What predictions do you have for the next year?
The future is phygital: marrying the best of online and offline elements to create a more satisfying customer experience. Think omni-channel, hybrid, ecosystem, digital, online/offline strategy – all indicators and disruptors of worlds colliding digitally and in real life. We can all become fitness nomads, carrying the brands we care about in our pockets. Bold strides have been made: biometrics, gamification and connected experiences, leaderboards, social networking. Big Tech is here and bringing its friends. All lifestyle players are dealing a hand in the race for market share.

There are real gains to be made in real estate. Trophy downtown regions are saturated with fit-for-purpose, sound-proofed properties with luxe finishes, ready to expand or backfill, as the property market is pressured with the downturn of foot traffic in downtown areas and shifts in corporate culture, with a demand for worker flexibility, working from home and to meet the new work-life balance.

With so many new and geared up players, expect a proliferation of models, including pricing, adjacent industry learnings and new thought and funding to exploit the offerings.

As fitness sits in the broader ecosystem of what consumers do when they’re not working, there are many opportunities to partner with ancillary businesses, products and services to create new synergies.

Investors are looking for resilience, but also growth and for businesses to be highly relevant, scaleable and executionary in the new world. Expect profits on paper to be more firmly tested. Also expect big bets, as illustrated by the recent threeway between Beachbody, MYX and Forest Road or TSG expanding to relaunch as to Xplor.

Can we expect a boomtime once vaccinations are well advanced?
Was there a baby boom after the last world war? Yes. Precisely. The very thing we’re held from, draws us back. Every time we are restricted and forced to adopt a new perspective, we flourish. Add to that we’re social beasts, made abundantly clear by our pack mentality.
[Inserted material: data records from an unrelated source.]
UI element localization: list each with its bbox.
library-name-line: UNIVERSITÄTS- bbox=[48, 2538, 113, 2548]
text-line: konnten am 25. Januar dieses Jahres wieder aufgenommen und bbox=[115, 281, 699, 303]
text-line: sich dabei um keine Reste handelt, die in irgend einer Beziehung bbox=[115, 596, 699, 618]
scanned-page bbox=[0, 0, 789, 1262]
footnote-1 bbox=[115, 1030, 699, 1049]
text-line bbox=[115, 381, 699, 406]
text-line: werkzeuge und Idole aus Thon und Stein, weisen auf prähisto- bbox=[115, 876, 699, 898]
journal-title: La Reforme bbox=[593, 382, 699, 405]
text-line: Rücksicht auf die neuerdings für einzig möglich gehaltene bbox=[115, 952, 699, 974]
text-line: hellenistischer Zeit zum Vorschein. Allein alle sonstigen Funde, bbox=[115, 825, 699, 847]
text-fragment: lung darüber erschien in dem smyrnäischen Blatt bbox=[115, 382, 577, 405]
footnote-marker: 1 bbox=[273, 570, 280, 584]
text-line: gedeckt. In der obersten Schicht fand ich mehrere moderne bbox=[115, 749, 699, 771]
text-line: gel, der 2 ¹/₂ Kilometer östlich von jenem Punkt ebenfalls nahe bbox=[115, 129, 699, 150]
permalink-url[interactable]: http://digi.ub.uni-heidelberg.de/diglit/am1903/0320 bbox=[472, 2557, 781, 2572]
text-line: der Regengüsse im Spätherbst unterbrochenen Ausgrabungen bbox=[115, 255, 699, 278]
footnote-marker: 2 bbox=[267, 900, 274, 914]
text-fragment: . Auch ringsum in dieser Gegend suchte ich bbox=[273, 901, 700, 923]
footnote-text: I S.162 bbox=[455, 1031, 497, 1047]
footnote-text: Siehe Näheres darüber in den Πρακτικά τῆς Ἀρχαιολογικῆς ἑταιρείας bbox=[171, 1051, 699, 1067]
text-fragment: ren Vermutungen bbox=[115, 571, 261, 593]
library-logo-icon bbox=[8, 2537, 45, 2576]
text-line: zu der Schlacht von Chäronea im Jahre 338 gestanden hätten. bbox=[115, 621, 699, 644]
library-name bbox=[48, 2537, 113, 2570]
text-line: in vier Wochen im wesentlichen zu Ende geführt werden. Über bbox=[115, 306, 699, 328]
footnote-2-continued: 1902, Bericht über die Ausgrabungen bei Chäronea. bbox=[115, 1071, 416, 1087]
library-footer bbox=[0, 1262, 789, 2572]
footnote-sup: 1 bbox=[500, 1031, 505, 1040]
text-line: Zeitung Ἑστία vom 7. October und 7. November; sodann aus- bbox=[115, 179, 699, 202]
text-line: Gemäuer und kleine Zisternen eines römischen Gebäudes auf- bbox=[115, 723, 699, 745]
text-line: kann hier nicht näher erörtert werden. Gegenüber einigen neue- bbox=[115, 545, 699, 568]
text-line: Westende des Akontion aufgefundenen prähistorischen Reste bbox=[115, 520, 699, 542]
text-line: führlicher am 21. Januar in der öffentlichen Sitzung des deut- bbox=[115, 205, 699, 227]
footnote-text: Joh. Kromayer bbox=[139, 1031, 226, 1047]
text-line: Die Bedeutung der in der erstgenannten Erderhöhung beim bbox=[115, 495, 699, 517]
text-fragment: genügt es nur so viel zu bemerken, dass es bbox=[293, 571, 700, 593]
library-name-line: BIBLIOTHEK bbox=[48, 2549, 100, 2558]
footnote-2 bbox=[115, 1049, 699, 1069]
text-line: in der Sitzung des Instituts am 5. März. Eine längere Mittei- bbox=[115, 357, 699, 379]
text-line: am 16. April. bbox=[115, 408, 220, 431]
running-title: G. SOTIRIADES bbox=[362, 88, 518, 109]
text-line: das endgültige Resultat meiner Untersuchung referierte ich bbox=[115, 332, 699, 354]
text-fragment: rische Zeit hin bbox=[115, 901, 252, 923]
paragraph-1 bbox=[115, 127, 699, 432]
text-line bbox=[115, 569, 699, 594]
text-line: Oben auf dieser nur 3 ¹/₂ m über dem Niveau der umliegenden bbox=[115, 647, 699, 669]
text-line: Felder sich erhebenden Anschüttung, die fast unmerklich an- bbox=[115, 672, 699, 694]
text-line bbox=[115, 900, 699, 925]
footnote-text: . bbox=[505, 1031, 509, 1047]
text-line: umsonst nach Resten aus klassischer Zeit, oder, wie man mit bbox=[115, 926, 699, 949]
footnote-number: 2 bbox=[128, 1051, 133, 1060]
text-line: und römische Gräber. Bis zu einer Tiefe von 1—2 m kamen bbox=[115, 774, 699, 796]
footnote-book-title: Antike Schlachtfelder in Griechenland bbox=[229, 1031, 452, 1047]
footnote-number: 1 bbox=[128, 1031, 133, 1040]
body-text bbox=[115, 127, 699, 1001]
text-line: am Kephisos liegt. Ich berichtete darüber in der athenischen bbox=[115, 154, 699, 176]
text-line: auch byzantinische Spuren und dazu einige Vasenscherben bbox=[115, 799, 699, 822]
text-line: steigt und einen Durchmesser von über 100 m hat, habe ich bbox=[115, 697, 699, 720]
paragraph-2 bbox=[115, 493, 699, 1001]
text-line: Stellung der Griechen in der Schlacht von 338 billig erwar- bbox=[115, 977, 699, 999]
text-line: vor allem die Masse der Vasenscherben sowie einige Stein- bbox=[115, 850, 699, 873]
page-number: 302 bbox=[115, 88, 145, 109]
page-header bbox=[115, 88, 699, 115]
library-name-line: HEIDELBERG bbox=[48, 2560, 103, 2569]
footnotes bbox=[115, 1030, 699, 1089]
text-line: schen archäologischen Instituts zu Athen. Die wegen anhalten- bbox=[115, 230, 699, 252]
The better question is will our behaviours change? And the answer is yes. Peloton and friends changed everything pre-pandemic, proving one could maintain deep and meaningful relationships with a console which housed our trainers, our community and our programme. And in many ways, more potently because of the power of technology. Cue leaderboards, virtual shoutouts, biometric tracking, groups, challenges and social media.

Will the customer base of gyms change?
Yes. Those with a wake up call will also swipe in. More and more varied demographics will come, provided we make them feel welcome. The industry will enjoy an upswing of general activity with all these marketing dollars being pumped into our stratosphere and all the health and fitness apps and adjacent industries piling into our sector.